Virtual Reality is going through its latest upswing at the moment, having come and gone in various iterations over the past few decades in one form or another. However this time around it feels a little different. The technology is said to be finally where it needs to be and it’s achieving that oh so important thing: presence. However, despite the Oculus Rift and other headsets doing extremely well in terms of uptake, the founder of Oculus VR, Palmer Luckey, believes the public doesn’t understand why VR is relevant yet.
“A lot of people, even if they know what VR is, see it as this tool to go in your basement and play Halo,” he said, before poking fun at his own statement: “I was about to correct myself and say another game, but that’s what a grandmother would say: ‘Oh, you’re going to plug it into your Nintendo and play Halo.”

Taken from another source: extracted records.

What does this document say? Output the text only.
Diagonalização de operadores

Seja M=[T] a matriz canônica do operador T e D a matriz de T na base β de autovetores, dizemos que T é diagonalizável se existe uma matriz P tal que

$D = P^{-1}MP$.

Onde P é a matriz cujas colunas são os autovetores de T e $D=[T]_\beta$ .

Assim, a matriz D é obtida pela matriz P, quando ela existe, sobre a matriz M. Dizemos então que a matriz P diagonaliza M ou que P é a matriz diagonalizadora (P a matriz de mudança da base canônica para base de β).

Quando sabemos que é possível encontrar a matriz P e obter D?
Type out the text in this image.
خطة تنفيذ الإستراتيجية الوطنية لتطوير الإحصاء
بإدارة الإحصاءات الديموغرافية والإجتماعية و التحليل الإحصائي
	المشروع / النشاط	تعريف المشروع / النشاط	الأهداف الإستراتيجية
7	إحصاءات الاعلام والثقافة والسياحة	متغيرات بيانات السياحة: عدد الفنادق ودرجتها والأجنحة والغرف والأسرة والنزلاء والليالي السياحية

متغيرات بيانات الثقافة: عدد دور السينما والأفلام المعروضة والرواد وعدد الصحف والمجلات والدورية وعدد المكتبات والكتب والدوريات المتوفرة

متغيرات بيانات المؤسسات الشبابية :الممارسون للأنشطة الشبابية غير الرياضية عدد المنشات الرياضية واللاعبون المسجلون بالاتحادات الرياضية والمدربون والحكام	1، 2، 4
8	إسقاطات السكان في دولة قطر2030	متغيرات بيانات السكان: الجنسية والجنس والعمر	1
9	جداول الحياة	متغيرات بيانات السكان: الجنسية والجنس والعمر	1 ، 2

He has a point. The Oculus Rift experience is something that’s difficult to explain to people. It’s just one of those things that you have to try yourself.
So what’s going to turn things around? According to Luckey, letting people try it is of course the first step, but it’s when people can use it to watch movies or music concerts using the hardware that it will really hit home. When the technology is made more personal and allows them to do things that they enjoy – outside of gaming -it will really take off.
“They’re going to see this is relevant to them in their daily lives as a not-pimply-faced-teenage-kid,” he said (via Cnet). “That’s going to be a difficult perception to overcome.”
However it is something that he’s prepared to do and part of the way Oculus plans to achieve that goal is through the creation of in-house content. The VR firm recently announced it was internally developing its own games and experiences, to really show off what the Rift and its eventual successors are capable of. He also claimed to be in cahoots with a lot of developers that were working on VR in secret, even some giant ones that he described as “multi-billion dollar” companies.
He could of course be talking about Sony, which is developing its own headset system known as Project Morpheus. However, Luckey previously slammed the Japanese firm’s efforts, suggesting that with the low power of the PS4, it would never be able to compete with the ever evolving PC platform, not deliver a comfortable 60 frames per second or more in dual VR mode.